Frequently Asked Questions

What is the Cloudflare MCP server?
It is Cloudflare's official Model Context Protocol server that lets AI agents manage Cloudflare resources through natural language. It covers Workers deployment, D1 database queries, KV and R2 storage operations, DNS management, Pages project configuration, and Zero Trust policies, using the Cloudflare API under the hood.
How does the Cloudflare MCP server authenticate?
It uses a Cloudflare API token, set via the CLOUDFLARE_API_TOKEN environment variable. Tokens are created at dash.cloudflare.com/profile/api-tokens. You control the scopes assigned to the token, so you can restrict the agent to only the Cloudflare products it needs. Scoping tokens is important because the server can perform writes across your entire Cloudflare account if you use an unrestricted token.

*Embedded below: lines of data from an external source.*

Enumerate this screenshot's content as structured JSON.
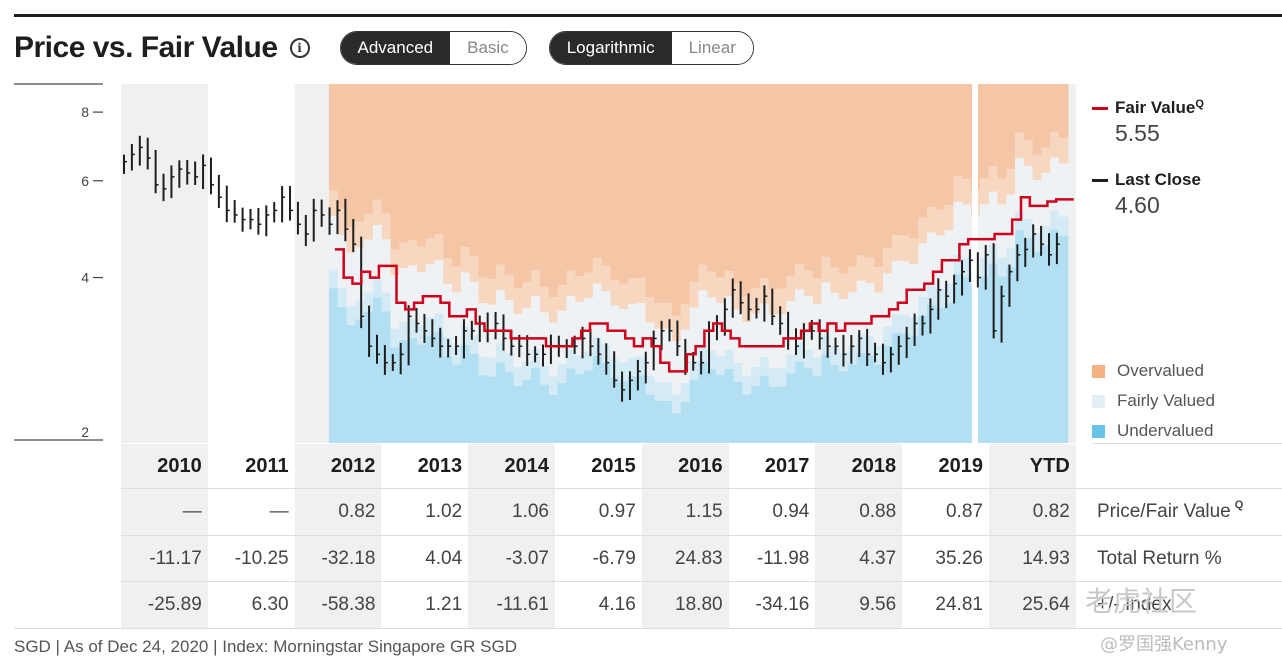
{
  "header": {
    "title": "Price vs. Fair Value",
    "info_glyph": "i",
    "view_toggle": {
      "options": [
        "Advanced",
        "Basic"
      ],
      "selected": "Advanced"
    },
    "scale_toggle": {
      "options": [
        "Logarithmic",
        "Linear"
      ],
      "selected": "Logarithmic"
    }
  },
  "legend": {
    "fair_value_label": "Fair Value",
    "fair_value_value": "5.55",
    "last_close_label": "Last Close",
    "last_close_value": "4.60",
    "q_glyph": "Q",
    "fair_value_color": "#d0021b",
    "last_close_color": "#1e1e1e"
  },
  "band_legend": [
    {
      "label": "Overvalued",
      "color": "#f5b184"
    },
    {
      "label": "Fairly Valued",
      "color": "#e3eef5"
    },
    {
      "label": "Undervalued",
      "color": "#67c4e7"
    }
  ],
  "table": {
    "years": [
      "2010",
      "2011",
      "2012",
      "2013",
      "2014",
      "2015",
      "2016",
      "2017",
      "2018",
      "2019",
      "YTD"
    ],
    "rows": [
      {
        "label": "Price/Fair Value",
        "has_q": true,
        "values": [
          "—",
          "—",
          "0.82",
          "1.02",
          "1.06",
          "0.97",
          "1.15",
          "0.94",
          "0.88",
          "0.87",
          "0.82"
        ]
      },
      {
        "label": "Total Return %",
        "has_q": false,
        "values": [
          "-11.17",
          "-10.25",
          "-32.18",
          "4.04",
          "-3.07",
          "-6.79",
          "24.83",
          "-11.98",
          "4.37",
          "35.26",
          "14.93"
        ]
      },
      {
        "label": "+/- Index",
        "has_q": false,
        "values": [
          "-25.89",
          "6.30",
          "-58.38",
          "1.21",
          "-11.61",
          "4.16",
          "18.80",
          "-34.16",
          "9.56",
          "24.81",
          "25.64"
        ]
      }
    ]
  },
  "footer": "SGD | As of Dec 24, 2020 | Index: Morningstar Singapore GR SGD",
  "watermark": {
    "line1": "老虎社区",
    "line2": "@罗国强Kenny"
  },
  "chart_data": {
    "type": "line",
    "y_scale": "log",
    "ylim": [
      2,
      9
    ],
    "y_ticks": [
      2,
      4,
      6,
      8
    ],
    "years": [
      "2010",
      "2011",
      "2012",
      "2013",
      "2014",
      "2015",
      "2016",
      "2017",
      "2018",
      "2019",
      "YTD"
    ],
    "fair_value_start_year_index": 2.4,
    "price_monthly": [
      6.5,
      6.7,
      6.9,
      6.6,
      5.9,
      5.8,
      6.1,
      6.3,
      6.2,
      6.1,
      6.4,
      5.9,
      5.6,
      5.3,
      5.2,
      5.1,
      5.1,
      5.0,
      5.2,
      5.3,
      5.6,
      5.3,
      5.0,
      4.8,
      5.3,
      5.2,
      5.0,
      5.3,
      4.9,
      4.6,
      3.4,
      3.0,
      2.9,
      2.8,
      2.8,
      2.9,
      3.4,
      3.3,
      3.2,
      3.1,
      3.0,
      3.0,
      3.0,
      3.2,
      3.2,
      3.3,
      3.2,
      3.3,
      3.1,
      3.0,
      3.0,
      2.9,
      2.9,
      2.9,
      3.0,
      3.0,
      3.0,
      3.0,
      3.1,
      3.0,
      2.9,
      2.8,
      2.6,
      2.5,
      2.6,
      2.7,
      2.8,
      3.1,
      3.2,
      3.2,
      3.0,
      2.8,
      2.8,
      2.8,
      3.2,
      3.3,
      3.5,
      3.8,
      3.6,
      3.5,
      3.5,
      3.7,
      3.4,
      3.3,
      3.1,
      3.0,
      3.2,
      3.2,
      3.1,
      3.0,
      3.0,
      2.9,
      3.0,
      3.1,
      2.9,
      2.9,
      2.8,
      2.9,
      3.0,
      3.1,
      3.3,
      3.3,
      3.5,
      3.8,
      3.7,
      3.9,
      4.1,
      4.3,
      4.0,
      4.4,
      3.2,
      3.7,
      4.1,
      4.4,
      4.5,
      4.8,
      4.6,
      4.4,
      4.6
    ],
    "fair_value_monthly": [
      4.5,
      4.0,
      3.9,
      4.1,
      4.0,
      4.2,
      4.2,
      3.6,
      3.5,
      3.6,
      3.7,
      3.7,
      3.6,
      3.4,
      3.4,
      3.5,
      3.3,
      3.2,
      3.2,
      3.2,
      3.1,
      3.1,
      3.1,
      3.1,
      3.0,
      3.0,
      3.0,
      3.1,
      3.2,
      3.3,
      3.3,
      3.2,
      3.2,
      3.1,
      3.0,
      3.1,
      3.0,
      2.8,
      2.7,
      2.7,
      2.9,
      3.0,
      3.2,
      3.3,
      3.2,
      3.1,
      3.0,
      3.0,
      3.0,
      3.0,
      3.0,
      3.1,
      3.1,
      3.2,
      3.3,
      3.2,
      3.3,
      3.2,
      3.3,
      3.3,
      3.3,
      3.4,
      3.4,
      3.5,
      3.6,
      3.8,
      3.8,
      3.9,
      4.1,
      4.3,
      4.3,
      4.6,
      4.7,
      4.7,
      4.7,
      4.8,
      4.8,
      5.1,
      5.6,
      5.4,
      5.4,
      5.5,
      5.55,
      5.55
    ]
  }
}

Can the Cloudflare MCP server deploy Workers?
Yes. The server exposes tools for deploying Workers scripts, updating bindings, and checking deployment status. You can have an agent write the Worker code, then deploy it in the same session without switching to the Wrangler CLI. For iterative development this is particularly fast.
Does the Cloudflare MCP server support D1?
Yes. D1 is Cloudflare's serverless SQLite-compatible database. The server can run SQL queries against D1 databases, list tables, and manage database instances. You get a similar experience to the SQLite MCP server but running on Cloudflare's edge infrastructure.
Is the Cloudflare MCP server safe to use with a production account?
Only if you create a narrowly scoped API token. An unrestricted token gives the agent write access to everything in your Cloudflare account, including production DNS records and deployed Workers. Create a token that covers only the specific products and zones the agent needs, and use the CLOUDFLARE_ACCOUNT_ID variable to limit scope further.
Can I use the Cloudflare MCP server with Claude Code?
Yes. Claude Code supports MCP natively. Add the Cloudflare server block to your Claude Code MCP config at ~/.claude/mcp.json with your API token in the env block, restart, and the tools are immediately available.